Archive of Canon

Macroanomics

Macro-Anomics explains how modern institutions can remain active and legitimate while losing the capacity to settle—binding decisions, closing processes, discharging responsibility, or allowing participation to end—under conditions of low settlement capacity and high interpretive load.

Microanomics

Micro-Anomics explains how individuals, understood as role-bearers rather than psychological subjects, come to occupy structurally non-settling roles in which participation persists while completion, discharge, and exit remain unavailable.
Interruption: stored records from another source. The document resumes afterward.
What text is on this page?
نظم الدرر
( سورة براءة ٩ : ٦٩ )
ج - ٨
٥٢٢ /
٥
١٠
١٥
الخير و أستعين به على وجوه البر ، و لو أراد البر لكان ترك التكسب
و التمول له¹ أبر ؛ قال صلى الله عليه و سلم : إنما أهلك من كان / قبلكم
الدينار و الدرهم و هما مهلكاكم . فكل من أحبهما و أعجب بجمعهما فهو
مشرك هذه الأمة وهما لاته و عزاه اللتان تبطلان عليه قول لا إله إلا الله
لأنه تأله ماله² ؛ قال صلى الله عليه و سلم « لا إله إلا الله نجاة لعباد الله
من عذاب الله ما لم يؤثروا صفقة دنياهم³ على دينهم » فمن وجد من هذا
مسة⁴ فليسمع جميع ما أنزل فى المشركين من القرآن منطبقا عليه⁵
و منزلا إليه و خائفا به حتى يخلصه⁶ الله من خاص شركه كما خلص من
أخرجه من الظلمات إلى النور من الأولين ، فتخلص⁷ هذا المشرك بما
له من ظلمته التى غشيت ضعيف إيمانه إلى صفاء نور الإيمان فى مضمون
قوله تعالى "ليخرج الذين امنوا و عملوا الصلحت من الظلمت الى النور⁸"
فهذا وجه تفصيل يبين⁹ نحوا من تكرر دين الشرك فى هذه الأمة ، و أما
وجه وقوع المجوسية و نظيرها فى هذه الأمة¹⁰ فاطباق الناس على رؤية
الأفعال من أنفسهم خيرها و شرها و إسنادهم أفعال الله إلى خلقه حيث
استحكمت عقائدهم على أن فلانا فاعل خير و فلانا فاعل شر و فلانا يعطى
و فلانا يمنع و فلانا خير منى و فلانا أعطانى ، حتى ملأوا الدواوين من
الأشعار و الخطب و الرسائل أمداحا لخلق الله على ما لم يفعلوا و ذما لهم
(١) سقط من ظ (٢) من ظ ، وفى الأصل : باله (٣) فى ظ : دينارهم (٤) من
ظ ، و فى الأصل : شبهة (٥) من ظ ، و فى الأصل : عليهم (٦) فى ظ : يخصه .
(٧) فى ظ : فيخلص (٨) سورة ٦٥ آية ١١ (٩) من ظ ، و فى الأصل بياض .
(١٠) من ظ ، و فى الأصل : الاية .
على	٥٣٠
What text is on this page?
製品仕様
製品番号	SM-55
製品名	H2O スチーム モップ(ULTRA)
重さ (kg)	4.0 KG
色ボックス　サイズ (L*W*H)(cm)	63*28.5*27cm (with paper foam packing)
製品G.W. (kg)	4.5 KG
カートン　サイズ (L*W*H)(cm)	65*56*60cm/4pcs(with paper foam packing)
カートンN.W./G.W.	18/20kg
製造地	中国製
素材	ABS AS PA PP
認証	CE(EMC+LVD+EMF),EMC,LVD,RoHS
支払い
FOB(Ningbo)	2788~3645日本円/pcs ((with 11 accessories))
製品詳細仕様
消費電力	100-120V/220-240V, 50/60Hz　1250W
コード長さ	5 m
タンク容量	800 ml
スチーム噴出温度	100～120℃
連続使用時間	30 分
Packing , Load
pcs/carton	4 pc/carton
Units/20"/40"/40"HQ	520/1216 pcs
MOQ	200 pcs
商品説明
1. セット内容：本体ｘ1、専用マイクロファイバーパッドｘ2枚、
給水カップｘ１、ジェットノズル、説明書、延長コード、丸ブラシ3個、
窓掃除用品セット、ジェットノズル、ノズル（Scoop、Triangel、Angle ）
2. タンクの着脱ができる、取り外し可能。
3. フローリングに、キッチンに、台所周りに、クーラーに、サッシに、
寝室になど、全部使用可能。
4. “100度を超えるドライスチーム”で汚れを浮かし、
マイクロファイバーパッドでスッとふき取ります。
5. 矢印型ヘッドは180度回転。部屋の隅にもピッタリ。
The Anomics Diagnostic Model of Non-Settlement

The Anomics Diagnostic Model is a structural diagnostic framework for explaining how coordination systems remain active and legitimate while losing the capacity to settle over time. Rather than explaining dissatisfaction through psychology, motivation, or culture, the model isolates a specific failure mode: stable non-settlement. It specifies how the absence of binding outcomes (Settlement Capacity), the resulting burden of continuous meaning-work (Interpretive Load), and the pricing of delay itself (Time Value of Time) interact to produce systems that persist without resolving, even as participants experience mounting exhaustion. Under these conditions, time ceases to reduce uncertainty and instead stabilizes deferral by preserving optionality under volatility. The model is diagnostic, not predictive or normative. It does not evaluate people or recommend behavior. Its purpose is to name, formalize, and test the structural conditions under which systems fail to conclude — before those failures are misattributed to individual weakness or poor decision-making. Within the Anomics canon, the model functions as a diagnostic instrument rather than a general theory, translating structural failure into testable temporal dynamics.